Saturday, June 27, 2009

...but random is funny

I've noticed that 'random' is deeply valued in entertainment lately. Novice improvisers introduce purposefully random elements to nearly every game and story in my improvisation workshops. A friend of mine who is an expert in generational trends has informed me that 'random' is one of the values of the Millennium Generation.

My gentle encouragement to be 'obvious' is falling on deaf ears. A story about a lost puppy suddenly has purple cheese all over the place. A scene with a marriage counselor incorporates random monkeys, and explosions... or explosions of monkeys... or exploding monkeys. A scene with people on an airplane is likely to incorporate a sudden outbursts of bunnies - or pie - raining from the sky.

Recently I had some success with a student. He is a very smart, fast young person that I love to work with. I'll call him Ivan. Ivan was GREAT at inventing sudden random elements. In one story we were co-creating - he turned the 'old woman' into a witch. That was fine with me... we followed that path. She was making a potion - the story called for a potion that would help the hero of the story - a little boy - find his way home. But Ivan was very creative and random - and made the potion good for turning people blue with polka dots. When I stopped the story - and asked him if making our lost little boy blue with polka dots was helpful to the story - he admitted that his first impulse was to do the obvious and have the potion help the boy find his way home... but, "That seemed to obvious and boring". Okay... I can see that... then I asked Ivan "Does a potion for making people blue with polka dots help the story?" and he GOT it! It was like a light turned on in his head. We backtracked and concluded our story with the little boy finding his way home. And from then on, the little boy always keeping a vial of the potion on hand.

Later we talked about the impulse to be random. Random elements can make us laugh - it is true. When Improv is working - it is full of random elements. The process of co-creation leads spontaneous 'Random'. I love random when it happens accidentally... but when random elements are pushed into scene after scene after scene - we end up with lots of improv that all seems the same; a mess of ideas.






1 comment:

  1. I also have noticed how much originality and randomness are valued in recent decades. In America we’re raised to believe that thinking “outside the box” is better that staying “inside the box.”

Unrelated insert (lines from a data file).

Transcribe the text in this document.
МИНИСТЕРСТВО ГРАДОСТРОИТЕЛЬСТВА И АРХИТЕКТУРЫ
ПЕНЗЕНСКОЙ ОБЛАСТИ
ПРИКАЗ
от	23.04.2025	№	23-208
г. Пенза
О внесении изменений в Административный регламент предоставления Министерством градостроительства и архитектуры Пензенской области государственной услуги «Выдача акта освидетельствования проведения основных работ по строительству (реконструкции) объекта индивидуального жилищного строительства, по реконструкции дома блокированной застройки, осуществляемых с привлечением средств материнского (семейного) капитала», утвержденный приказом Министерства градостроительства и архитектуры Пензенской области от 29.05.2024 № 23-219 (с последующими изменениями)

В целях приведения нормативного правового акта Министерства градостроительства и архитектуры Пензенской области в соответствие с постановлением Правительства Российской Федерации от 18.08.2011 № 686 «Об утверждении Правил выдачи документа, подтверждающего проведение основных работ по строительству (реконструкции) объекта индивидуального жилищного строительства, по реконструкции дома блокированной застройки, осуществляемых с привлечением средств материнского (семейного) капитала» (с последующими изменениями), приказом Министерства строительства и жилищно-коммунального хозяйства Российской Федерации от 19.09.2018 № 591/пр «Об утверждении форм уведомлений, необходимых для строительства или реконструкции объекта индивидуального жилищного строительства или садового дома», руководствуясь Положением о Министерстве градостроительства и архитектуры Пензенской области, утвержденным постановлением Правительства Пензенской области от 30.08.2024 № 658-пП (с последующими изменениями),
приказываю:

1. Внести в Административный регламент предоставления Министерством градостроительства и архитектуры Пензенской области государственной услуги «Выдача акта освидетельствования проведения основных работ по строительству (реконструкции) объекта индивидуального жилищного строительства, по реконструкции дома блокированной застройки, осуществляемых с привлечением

    And when a story is being written by an individual or a group with clear leadership, I think that a random or original idea can be turned into something unexpectedly relevant (usually because it turns out to be not so random to the individual that offered it).

    But in an improv scene where creative control is shared, the opposite may be true. Because in improv, you start “outside the box” – there is no box – and to make a story you create the box with others and at least try to stay inside of it.

    So rather than being enemies to creativity, concepts like “genre,” “archetype” and even “cliché” become useful, because they provide a target that several different imaginations can shoot for without blowing the story apart with random elements.

    I think it’s shared control that turns this value on its head, in improv anyway.